Overview

Phase 2 Study of Neoadjuvant Vemurafenib in Melanoma Patients With Untreated Brain Metastases

Status:
Completed
Trial end date:
2014-06-01
Target enrollment:
0
Participant gender:
All
Summary
The purpose of this trial is to study the activity of vemurafenib in untreated melanoma brain metastases harboring B-Raf proto-oncogene, serine/threonine kinase (BRAF) mutations that are not amenable to stereotactic radiosurgery based on size, number of lesions or location, to measure cerebrospinal fluid (CSF) levels of vemurafenib as an indicator of central nervous system penetrance and to measure levels of vemurafenib in normal brain tissue and brain metastases in those in whom surgical management is feasible.
Phase:
Phase 2
Accepts Healthy Volunteers?
No
Details
Lead Sponsor:
Yale University
Collaborator:
Genentech, Inc.
Treatments:
Vemurafenib
Criteria
Inclusion Criteria:

- Biopsy proven metastatic melanoma with the B-raf V600E or V600K mutations.

- Untreated brain metastases

- At least one cerebral metastasis that is not amenable to stereotactic radiosurgery
(SRS) or surgical resection based on size or location OR four or more lesions

- Patients may be symptomatic at the time of enrollment, but after any necessary local
therapy and/or corticosteroids, the patient should be asymptomatic when vemurafenib is
initiated.

- Age >18

- Adequate organ function

- ECOG performance status < 3

- No prior therapies with selective inhibitors of mutated BRAF; other prior therapies
must have been administered at least 4 weeks before administration of vemurafenib

- Life expectancy of at least 3 months

- Understanding and willingness to consent

- The use of corticosteroids to control cerebral edema or treat symptoms will be allowed

- A history of whole brain radiotherapy for brain metastases is allowed, but any stable
lesion that was present at the time of WBRT will NOT be considered evaluable.

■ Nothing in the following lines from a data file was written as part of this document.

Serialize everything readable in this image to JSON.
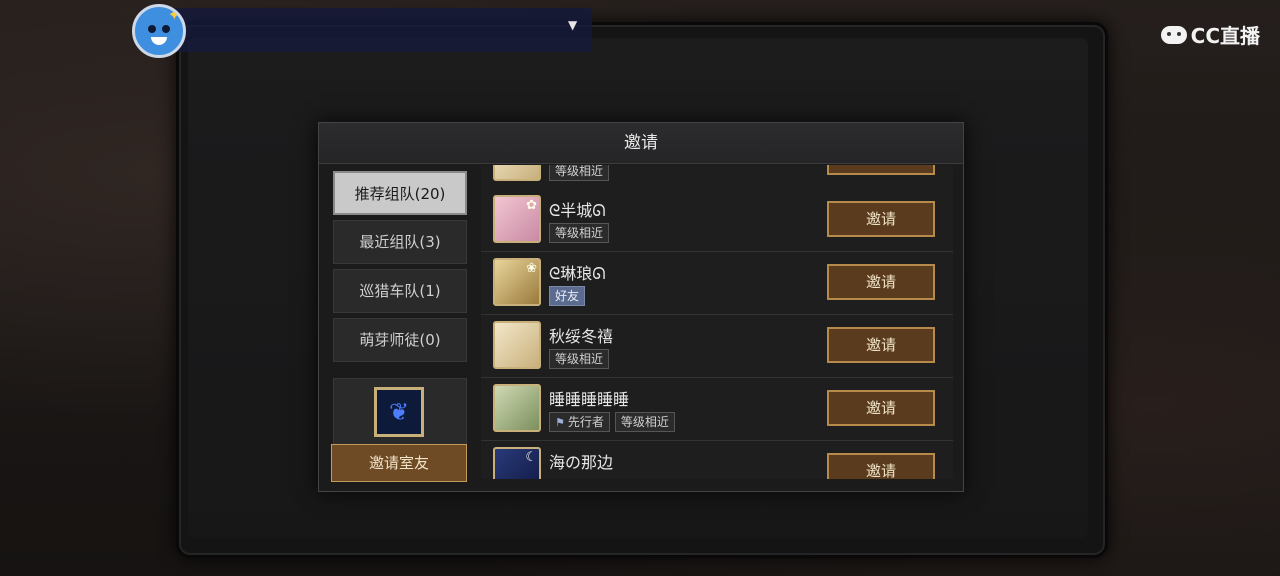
{
  "stream": {
    "logo_text": "CC直播"
  },
  "dialog": {
    "title": "邀请",
    "tabs": [
      {
        "label": "推荐组队(20)",
        "active": true
      },
      {
        "label": "最近组队(3)",
        "active": false
      },
      {
        "label": "巡猎车队(1)",
        "active": false
      },
      {
        "label": "萌芽师徒(0)",
        "active": false
      }
    ],
    "invite_roommate_label": "邀请室友"
  },
  "players": [
    {
      "name": "",
      "tags": [
        "等级相近"
      ],
      "invite_label": ""
    },
    {
      "name": "ᘓ半城ᘏ",
      "tags": [
        "等级相近"
      ],
      "invite_label": "邀请"
    },
    {
      "name": "ᘓ琳琅ᘏ",
      "tags": [
        "好友"
      ],
      "invite_label": "邀请"
    },
    {
      "name": "秋绥冬禧",
      "tags": [
        "等级相近"
      ],
      "invite_label": "邀请"
    },
    {
      "name": "睡睡睡睡睡",
      "tags": [
        "先行者",
        "等级相近"
      ],
      "invite_label": "邀请"
    },
    {
      "name": "海の那边",
      "tags": [],
      "invite_label": "邀请"
    }
  ],
  "icons": {
    "stream_avatar": "cartoon-avatar-icon",
    "dropdown": "caret-down-icon",
    "pioneer": "pioneer-badge-icon",
    "roommate": "butterfly-icon",
    "brand": "cc-cloud-icon"
  },
  "colors": {
    "invite_button_bg": "#5a3b1d",
    "invite_button_border": "#b58a4a",
    "active_tab_bg": "#c9c9c9",
    "friend_tag_bg": "#5b6a8f"
  }
}
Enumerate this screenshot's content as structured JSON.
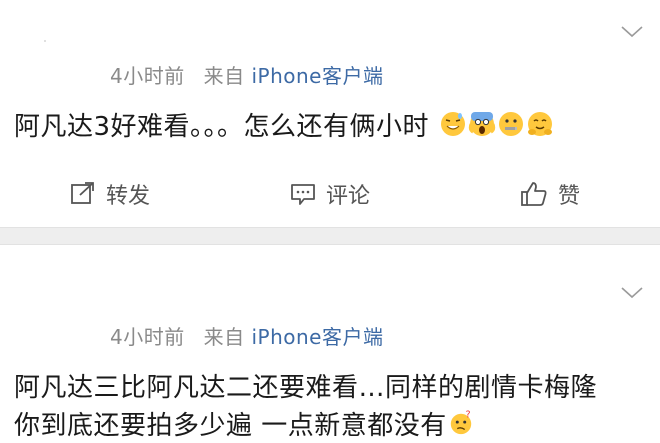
{
  "posts": [
    {
      "time": "4小时前",
      "source_prefix": "来自",
      "source_link": "iPhone客户端",
      "text": "阿凡达3好难看。。。怎么还有俩小时",
      "emojis": [
        "grinning-sweat-emoji",
        "screaming-emoji",
        "zipper-mouth-emoji",
        "hug-emoji"
      ]
    },
    {
      "time": "4小时前",
      "source_prefix": "来自",
      "source_link": "iPhone客户端",
      "text_line1": "阿凡达三比阿凡达二还要难看…同样的剧情卡梅隆",
      "text_line2": "你到底还要拍多少遍 一点新意都没有",
      "emojis": [
        "confused-emoji"
      ]
    }
  ],
  "actions": {
    "repost": "转发",
    "comment": "评论",
    "like": "赞"
  },
  "colors": {
    "link": "#3d6aa5",
    "meta": "#8a8a8a",
    "separator": "#eeeeee"
  }
}
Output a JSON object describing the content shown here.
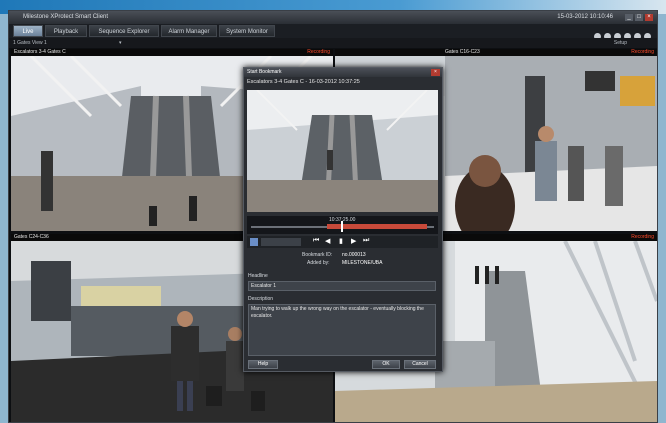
{
  "window": {
    "title": "Milestone XProtect Smart Client",
    "datetime": "15-03-2012 10:10:46"
  },
  "tabs": [
    {
      "label": "Live",
      "active": true
    },
    {
      "label": "Playback",
      "active": false
    },
    {
      "label": "Sequence Explorer",
      "active": false
    },
    {
      "label": "Alarm Manager",
      "active": false
    },
    {
      "label": "System Monitor",
      "active": false
    }
  ],
  "viewbar": {
    "view_label": "1 Gates View 1",
    "setup_label": "Setup"
  },
  "cameras": [
    {
      "name": "Escalators 3-4 Gates C",
      "status": "Recording"
    },
    {
      "name": "Gates C16-C23",
      "status": "Recording"
    },
    {
      "name": "Gates C24-C36",
      "status": ""
    },
    {
      "name": "",
      "status": "Recording"
    }
  ],
  "dialog": {
    "title": "Start Bookmark",
    "camera_line": "Escalators 3-4 Gates C - 16-03-2012 10:37:25",
    "timeline_time": "10:37:25.00",
    "bookmark_id_label": "Bookmark ID:",
    "bookmark_id_value": "no.000013",
    "added_by_label": "Added by:",
    "added_by_value": "MILESTONE/UBA",
    "headline_label": "Headline",
    "headline_value": "Escalator 1",
    "description_label": "Description",
    "description_value": "Man trying to walk up the wrong way on the escalator - eventually blocking the escalator.",
    "help_label": "Help",
    "ok_label": "OK",
    "cancel_label": "Cancel"
  },
  "colors": {
    "accent": "#ff4b2b",
    "header_bg": "#0a0a0a",
    "tab_active": "#8ea3b8"
  }
}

A
minimum of 1 week break will be required between prior WBRT and initiation of
vemurafenib therapy.

Exclusion Criteria:

- Presence of leptomeningeal disease based on positive CSF cytology.

- History or presence of clinically significant ventricular or atrial dysrhythmias ≥
Grade 2 (NCI CTCAE, v4.0), Corrected QT (QTc) interval >450 ms at baseline or history
of congenital long QT syndrome

- Uncontrolled medical illness, such as uncontrolled infection, congestive heart failure
and MI within 2 months.

- Second active, untreated malignancy, which is likely to result in the patient's demise
prior to death from uncontrolled melanoma CNS metastases. This will be determined on a
case by case basis by the PIs.

- Unwillingness to undergo monitoring for a secondary malignancy including clinical
dermatologic examinations and head and neck examinations and serial CT scans.